Academic Editor: Alessandro Isidori

Copyright © 2014 Michele Malagola et al. This is an open access article distributed under the Creative Commons Attribution License, which permits unrestricted use, distribution, and reproduction in any medium, provided the original work is properly cited.

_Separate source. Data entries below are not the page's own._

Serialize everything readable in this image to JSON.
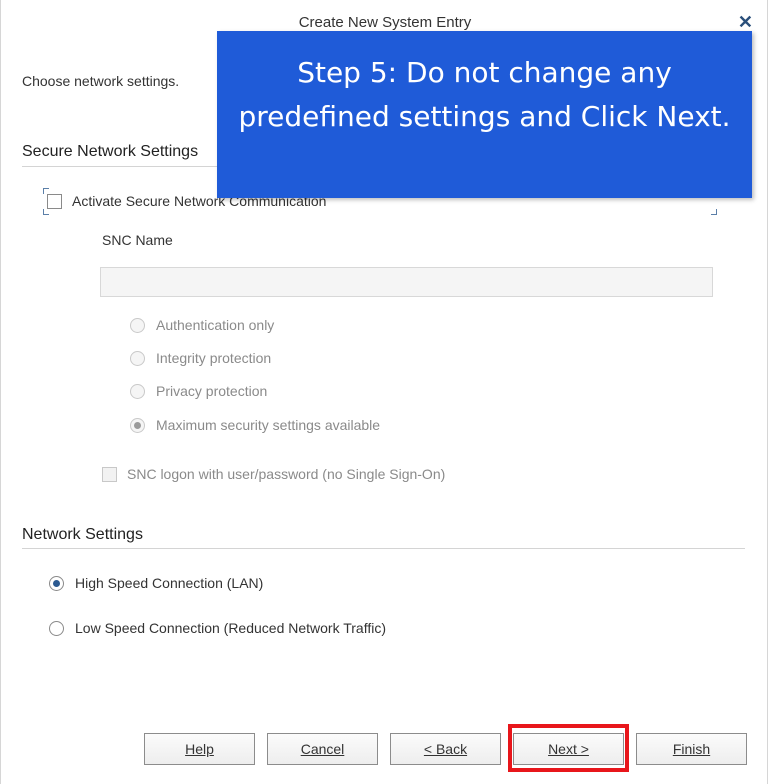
{
  "window": {
    "title": "Create New System Entry",
    "close_icon": "close-icon"
  },
  "subtitle": "Choose network settings.",
  "secure_network": {
    "header": "Secure Network Settings",
    "activate_label": "Activate Secure Network Communication",
    "activate_checked": false,
    "snc_name_label": "SNC Name",
    "snc_name_value": "",
    "options": [
      {
        "label": "Authentication only",
        "checked": false
      },
      {
        "label": "Integrity protection",
        "checked": false
      },
      {
        "label": "Privacy protection",
        "checked": false
      },
      {
        "label": "Maximum security settings available",
        "checked": true
      }
    ],
    "logon_label": "SNC logon with user/password (no Single Sign-On)",
    "logon_checked": false
  },
  "network": {
    "header": "Network Settings",
    "options": [
      {
        "label": "High Speed Connection (LAN)",
        "checked": true
      },
      {
        "label": "Low Speed Connection (Reduced Network Traffic)",
        "checked": false
      }
    ]
  },
  "buttons": {
    "help": "Help",
    "cancel": "Cancel",
    "back": "< Back",
    "next": "Next >",
    "finish": "Finish"
  },
  "callout": {
    "line1": "Step 5: Do not change any",
    "line2": "predefined settings and Click Next."
  },
  "colors": {
    "callout_bg": "#1f5bd8",
    "highlight_border": "#e8161b",
    "radio_selected": "#2c5a91"
  }
}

To evaluate if WT1 expression may predict relapse after allo-SCT, we analyzed WT1 levels on peripheral blood (PB) and bone marrow (BM) before and after allo-SCT in 24 AML patients with WT1 overexpression at diagnosis. Five copies of WT1/ABL × 104 from PB were identified as the threshold value that correlated with relapse after allo-SCT. The same correlation was not identified when WT1 expression was assessed from bone marrow (BM). Eight out of 11 (73%) patients with a pre-allo-SCT PB-WT1 ≥ 5 and 4/13 (31%) patients with a pre-allo-SCT PB-WT1 < 5 relapsed, respectively (P = 0.04). The incidence of relapse was higher in patients with PB-WT1 ≥ 5 measured after allo-SCT, at the 3rd (56% versus 38%; P = 0.43) and at the 6th month (71% versus 20%; P = 0.03). Patients with pretransplant PB-WT1 < 5 had significantly better 2-year OS and LFS than patients with a PB-WT1 ≥ 5 (81% versus 0% and 63% versus 20%) (P = 0.02). Our data suggest the usefulness of WT1 monitoring from PB to predict the relapse in allotransplanted AML patients and to modulate the intensity of conditioning and/or the posttransplant immunosuppression in an attempt to reduce the posttransplant relapse risk.